In chapter 4 Russell revisits the charge of English indifference in endorsing conciliarism. It argues that the English struggle to combat Wycliffism at home complicated English ability to openly endorse the conciliar correction of papal abuses. The English recognized that the arguments of papal apologists, who associated conciliarism with sedition that was likewise a threat to secular monarchs, bore uncomfortable resemblance to Wycliffite positions about resistance to erring churchmen. The significant absence of English commentary on conciliarist theory thus makes sense: given their condemnation of Wyclif's positions, drawing attention to English involvement in the deposition of popes could appear to be troublingly inconsistent.

English hesitation about openly supporting conciliar theories of resistance helps to explain their more explicit endorsement of conciliarist communitarianism, the subject of chapter 5. In accepting the councils’ claims to represent the universal church, the English could (and did) then cite the councils in anti-heresy campaigns. Heretics were shown to stand apart from the community whose membership included the majority of all believers. Thus, the heterogeneity of the conciliar decision-making body was not absolute; the council could discipline those who rejected its representative authority.

Conciliarism and Heresy offers fresh and sensible perspectives on English involvement in the fifteenth-century general councils, perhaps the most important of which is to resist a priori assumptions about English apathy or pessimism towards the conciliar endeavor. One of Russell's most valuable contributions is to show how local or national circumstances can determine acceptable positions or deliberate silences on the part of English representatives in conciliar debates. Of course, as Russell acknowledges, an argument for English enthusiasm is difficult to prove, given the scarcity of records or explicit commentary. At the very least, however, Russell convincingly argues that the English were willing and concerned participants in the project.
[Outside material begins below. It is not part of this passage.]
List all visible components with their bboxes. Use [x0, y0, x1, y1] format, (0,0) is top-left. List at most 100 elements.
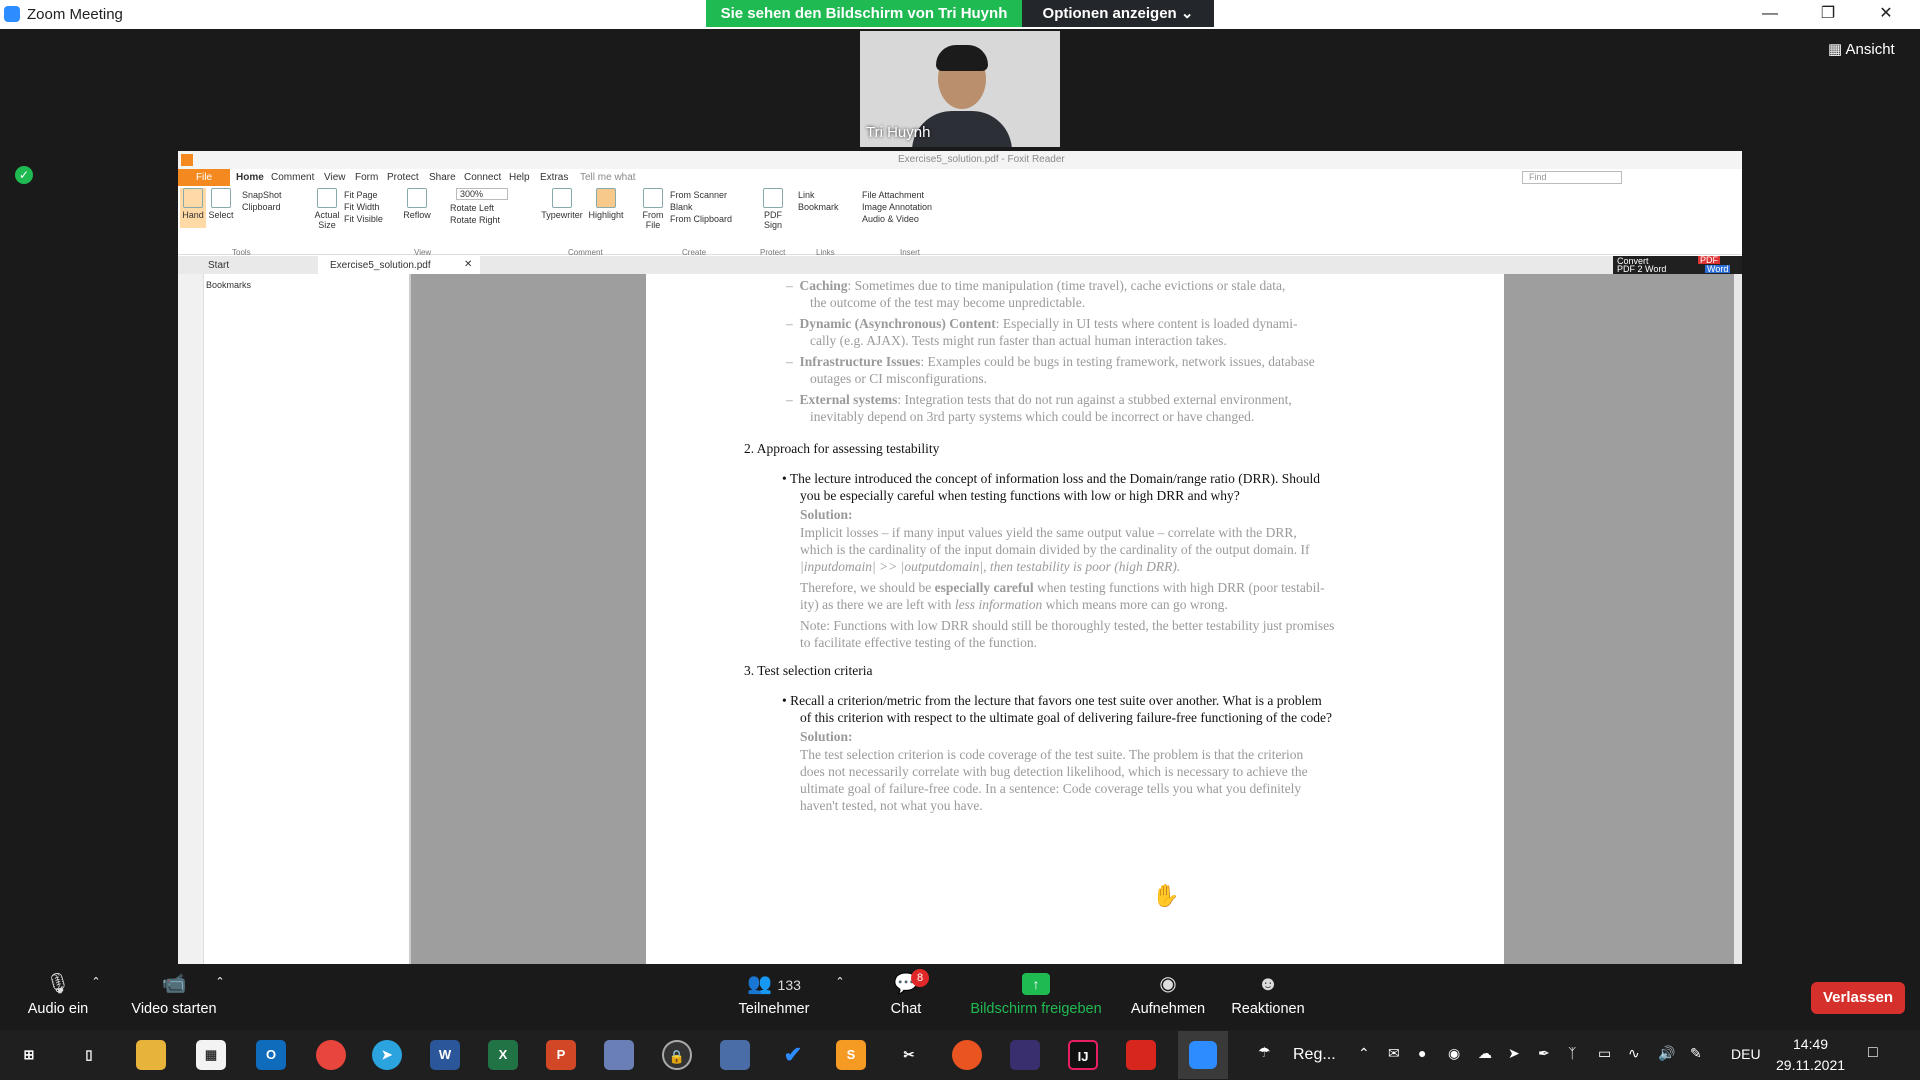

Russell's subject is of course vast, and so a judicious selection of focal points is essential. Even so, one wonders if his treatment of the very significant English involvement in the prosecutions of Wycliffite and Hussite positions and personages at Constance and Basel—even aside from their significance for the history of religious reform, which is not his subject—is perhaps cursory. Additionally, at certain points in the book, the English seem to be inexplicably missing, while at others extrapolation from the English context to conciliar practice seems to leave out the rest of Europe. Again, one should not expect an exhaustive study of conciliarist interest in all parts of Latin Christendom; but even so, there are points where arguments for situating the councils within a more widespread context of collective government in Europe seem to rest on evidence from England alone, so slightly more could be done to show that England was representative. These points of criticism aside, Russell's monograph is a remarkable contribution, providing a generous and reliable resource for scholars of conciliarism, and important correctives to previous assessments. Conciliarism and Heresy will stand out as an influential study for years to come.